Bei BMW in der Warteschleife

"Als ich BMW verlassen habe, habe ich nicht gesagt: 'Ihr Idioten, jetzt bin ich weg!'"
Sebastian Vettel

Dort hätte er nämlich sowieso auf absehbare Zeit keine Zukunft gehabt, schließlich ist Nick Heidfeld über jeden Zweifel erhaben, weil er konstant gute Resultate abliefert, und Robert Kubica gilt als Versprechen für die Zukunft. Also ist es durchaus nachvollziehbar, dass sich Vettel für Toro Rosso entschieden hat, zumal er ja schon lange nicht nur von BMW, sondern auch von Red Bull gefördert wird. Und zugeschlagen ist die Tür nach München ja nicht...
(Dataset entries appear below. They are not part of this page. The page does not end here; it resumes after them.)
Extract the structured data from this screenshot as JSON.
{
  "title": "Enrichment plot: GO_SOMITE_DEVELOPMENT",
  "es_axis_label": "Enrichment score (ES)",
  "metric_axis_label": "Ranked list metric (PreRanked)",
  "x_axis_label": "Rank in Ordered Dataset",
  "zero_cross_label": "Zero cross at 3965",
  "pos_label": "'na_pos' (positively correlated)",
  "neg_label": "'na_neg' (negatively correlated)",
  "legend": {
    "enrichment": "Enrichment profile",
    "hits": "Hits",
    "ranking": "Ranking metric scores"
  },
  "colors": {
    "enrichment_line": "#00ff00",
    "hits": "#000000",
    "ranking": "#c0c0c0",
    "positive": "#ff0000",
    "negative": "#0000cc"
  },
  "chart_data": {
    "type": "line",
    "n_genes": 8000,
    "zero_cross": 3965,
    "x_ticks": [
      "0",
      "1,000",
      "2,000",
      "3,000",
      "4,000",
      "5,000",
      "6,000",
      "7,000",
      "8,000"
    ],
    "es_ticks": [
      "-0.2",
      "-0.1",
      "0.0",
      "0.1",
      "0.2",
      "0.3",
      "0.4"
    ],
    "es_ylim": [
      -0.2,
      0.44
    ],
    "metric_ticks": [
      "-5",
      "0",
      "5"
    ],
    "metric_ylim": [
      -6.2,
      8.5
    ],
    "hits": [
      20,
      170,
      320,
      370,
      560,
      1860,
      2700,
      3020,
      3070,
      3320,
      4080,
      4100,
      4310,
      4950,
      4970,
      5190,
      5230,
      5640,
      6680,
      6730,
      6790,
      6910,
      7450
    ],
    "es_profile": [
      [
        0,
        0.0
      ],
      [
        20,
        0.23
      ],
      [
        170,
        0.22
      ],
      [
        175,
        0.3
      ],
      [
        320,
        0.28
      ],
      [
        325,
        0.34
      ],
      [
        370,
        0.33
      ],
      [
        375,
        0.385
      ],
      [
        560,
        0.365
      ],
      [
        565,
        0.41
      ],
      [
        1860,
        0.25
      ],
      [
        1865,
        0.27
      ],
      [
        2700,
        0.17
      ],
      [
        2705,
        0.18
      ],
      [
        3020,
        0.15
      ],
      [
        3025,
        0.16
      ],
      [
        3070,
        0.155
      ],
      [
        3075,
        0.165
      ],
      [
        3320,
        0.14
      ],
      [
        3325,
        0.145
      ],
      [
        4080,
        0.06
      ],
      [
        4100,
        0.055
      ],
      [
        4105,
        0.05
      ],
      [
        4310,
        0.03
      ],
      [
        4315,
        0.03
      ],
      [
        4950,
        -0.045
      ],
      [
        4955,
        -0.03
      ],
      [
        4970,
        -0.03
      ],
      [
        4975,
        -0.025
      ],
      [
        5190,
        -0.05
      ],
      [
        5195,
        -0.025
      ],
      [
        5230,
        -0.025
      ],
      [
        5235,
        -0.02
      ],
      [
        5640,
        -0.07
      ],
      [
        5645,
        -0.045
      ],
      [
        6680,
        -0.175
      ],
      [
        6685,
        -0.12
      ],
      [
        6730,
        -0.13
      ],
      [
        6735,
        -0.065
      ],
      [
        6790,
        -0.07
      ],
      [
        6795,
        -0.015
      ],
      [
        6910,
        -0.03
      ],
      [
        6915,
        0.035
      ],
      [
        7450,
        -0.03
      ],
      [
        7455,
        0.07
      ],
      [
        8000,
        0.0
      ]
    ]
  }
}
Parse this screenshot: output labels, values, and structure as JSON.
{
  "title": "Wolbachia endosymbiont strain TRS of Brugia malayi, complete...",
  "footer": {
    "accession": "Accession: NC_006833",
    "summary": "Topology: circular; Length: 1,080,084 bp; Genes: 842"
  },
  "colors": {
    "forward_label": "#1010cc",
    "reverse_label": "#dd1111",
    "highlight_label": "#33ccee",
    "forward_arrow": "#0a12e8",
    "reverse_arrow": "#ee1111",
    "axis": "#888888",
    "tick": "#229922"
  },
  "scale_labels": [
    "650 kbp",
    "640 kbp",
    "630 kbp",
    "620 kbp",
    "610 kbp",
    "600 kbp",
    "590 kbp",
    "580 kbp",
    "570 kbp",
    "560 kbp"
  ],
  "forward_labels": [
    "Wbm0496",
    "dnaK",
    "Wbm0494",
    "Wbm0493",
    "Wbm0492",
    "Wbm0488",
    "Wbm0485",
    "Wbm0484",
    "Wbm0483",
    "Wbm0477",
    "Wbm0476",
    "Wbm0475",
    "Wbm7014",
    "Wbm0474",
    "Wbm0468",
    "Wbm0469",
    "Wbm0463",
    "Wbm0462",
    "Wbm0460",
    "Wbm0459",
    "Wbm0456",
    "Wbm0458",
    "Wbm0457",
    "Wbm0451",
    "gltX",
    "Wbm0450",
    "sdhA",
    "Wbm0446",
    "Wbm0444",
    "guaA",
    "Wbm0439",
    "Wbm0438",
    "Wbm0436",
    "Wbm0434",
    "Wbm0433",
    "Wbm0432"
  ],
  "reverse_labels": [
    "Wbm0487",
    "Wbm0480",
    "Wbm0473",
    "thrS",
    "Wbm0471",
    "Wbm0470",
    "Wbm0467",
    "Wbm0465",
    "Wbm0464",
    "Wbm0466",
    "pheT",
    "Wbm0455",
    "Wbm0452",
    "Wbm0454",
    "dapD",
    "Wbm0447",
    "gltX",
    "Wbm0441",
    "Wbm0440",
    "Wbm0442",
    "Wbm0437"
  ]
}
"Als ich BMW verlassen habe, habe ich nicht gesagt: 'Ihr Idioten, jetzt bin ich weg!' Man weiß ja nie, ob man in Zukunft noch einmal zusammenarbeiten wird", schmunzelte der Wahlschweizer. Vertragliche Bindung gibt es allerdings keine mehr: "Es gibt nichts, was besagt, dass in zwei oder drei Jahren eine Option greift oder was auch immer. Ich bin für BMW so etwas wie ein Botschafter außerhalb der Formel 1, aber das ist alles."